Since there are a lot of incorrect statements in this thread, let's recap for the many folks who keep checking out this bug. The omni.jar file is NOT in jar format (as confirmed by many experts). This is because it has been "optimized" for performance reasons by Mozilla. Mozilla states they will not fix this because "they are internal files" (which I don't really accept for an open source project) Suggested fixes from the community are: - Change the suffix so its not pretending to be something its not - Change the optimization so it doesn't break JAR format, which seems to still be doable while still keeping the performance advantages (for example, leave the index at the end also and hide the new index into the first "file"). Also see discussion here - https://blog.mozilla.com/tglek/2010/09/14/firefox-4-jar-jar-jar/ Mozilla currently plans to do nothing. If you don't agree please vote and/or add your counter arguments here. Plans change and if there are enough votes next time someone else is looking at this code maybe they will make it happen.

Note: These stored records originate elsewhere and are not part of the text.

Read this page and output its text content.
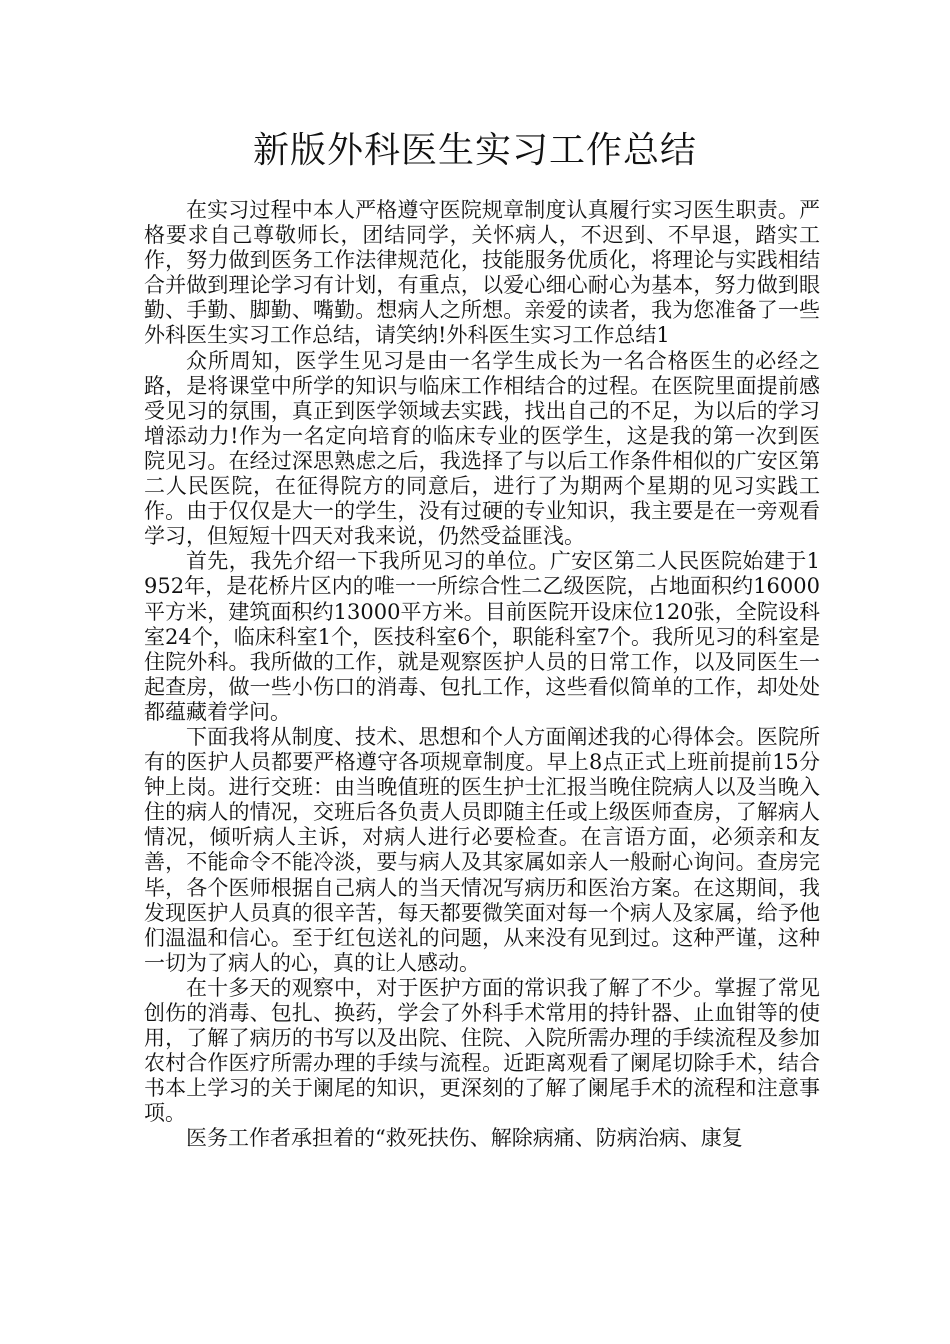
新版外科医生实习工作总结

在实习过程中本人严格遵守医院规章制度认真履行实习医生职责。严格要求自己尊敬师长，团结同学，关怀病人，不迟到、不早退，踏实工作，努力做到医务工作法律规范化，技能服务优质化，将理论与实践相结合并做到理论学习有计划，有重点，以爱心细心耐心为基本，努力做到眼勤、手勤、脚勤、嘴勤。想病人之所想。亲爱的读者，我为您准备了一些外科医生实习工作总结，请笑纳!外科医生实习工作总结1

众所周知，医学生见习是由一名学生成长为一名合格医生的必经之路，是将课堂中所学的知识与临床工作相结合的过程。在医院里面提前感受见习的氛围，真正到医学领域去实践，找出自己的不足，为以后的学习增添动力!作为一名定向培育的临床专业的医学生，这是我的第一次到医院见习。在经过深思熟虑之后，我选择了与以后工作条件相似的广安区第二人民医院，在征得院方的同意后，进行了为期两个星期的见习实践工作。由于仅仅是大一的学生，没有过硬的专业知识，我主要是在一旁观看学习，但短短十四天对我来说，仍然受益匪浅。

首先，我先介绍一下我所见习的单位。广安区第二人民医院始建于1952年，是花桥片区内的唯一一所综合性二乙级医院，占地面积约16000平方米，建筑面积约13000平方米。目前医院开设床位120张，全院设科室24个，临床科室1个，医技科室6个，职能科室7个。我所见习的科室是住院外科。我所做的工作，就是观察医护人员的日常工作，以及同医生一起查房，做一些小伤口的消毒、包扎工作，这些看似简单的工作，却处处都蕴藏着学问。

下面我将从制度、技术、思想和个人方面阐述我的心得体会。医院所有的医护人员都要严格遵守各项规章制度。早上8点正式上班前提前15分钟上岗。进行交班：由当晚值班的医生护士汇报当晚住院病人以及当晚入住的病人的情况，交班后各负责人员即随主任或上级医师查房，了解病人情况，倾听病人主诉，对病人进行必要检查。在言语方面，必须亲和友善，不能命令不能冷淡，要与病人及其家属如亲人一般耐心询问。查房完毕，各个医师根据自己病人的当天情况写病历和医治方案。在这期间，我发现医护人员真的很辛苦，每天都要微笑面对每一个病人及家属，给予他们温温和信心。至于红包送礼的问题，从来没有见到过。这种严谨，这种一切为了病人的心，真的让人感动。

在十多天的观察中，对于医护方面的常识我了解了不少。掌握了常见创伤的消毒、包扎、换药，学会了外科手术常用的持针器、止血钳等的使用，了解了病历的书写以及出院、住院、入院所需办理的手续流程及参加农村合作医疗所需办理的手续与流程。近距离观看了阑尾切除手术，结合书本上学习的关于阑尾的知识，更深刻的了解了阑尾手术的流程和注意事项。

医务工作者承担着的“救死扶伤、解除病痛、防病治病、康复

Quick clarification on my recap, the problem is at the ZIP level, not the JAR level.
(In reply to David Rees from comment #18) > Suggested fixes from the community are: > - Change the suffix so its not pretending to be something its not Which we've done. The file is called omni.ja now.
Thanks, that definitely will avoid initial confusion and make it clear to people they need to dig deeper. Longer term supporting JAR format would be even nicer :).
(In reply to David Rees from comment #21) > Longer term supporting JAR format would be even nicer :). Well, we never followed the actual JAR format anyhow, the only parallel was that it's a zip file containing some kind of app code.
In the past I couldn't load modified omni.jar files (now called omni.ja), using the conversion program supplied. However if the zip file were not modified, but the omni file just converted in the 2 directions, everything worked fine. Has this been corrected ? (I'm still using Seamonkey 2.0.14 to continue using patches to the interface that I need.)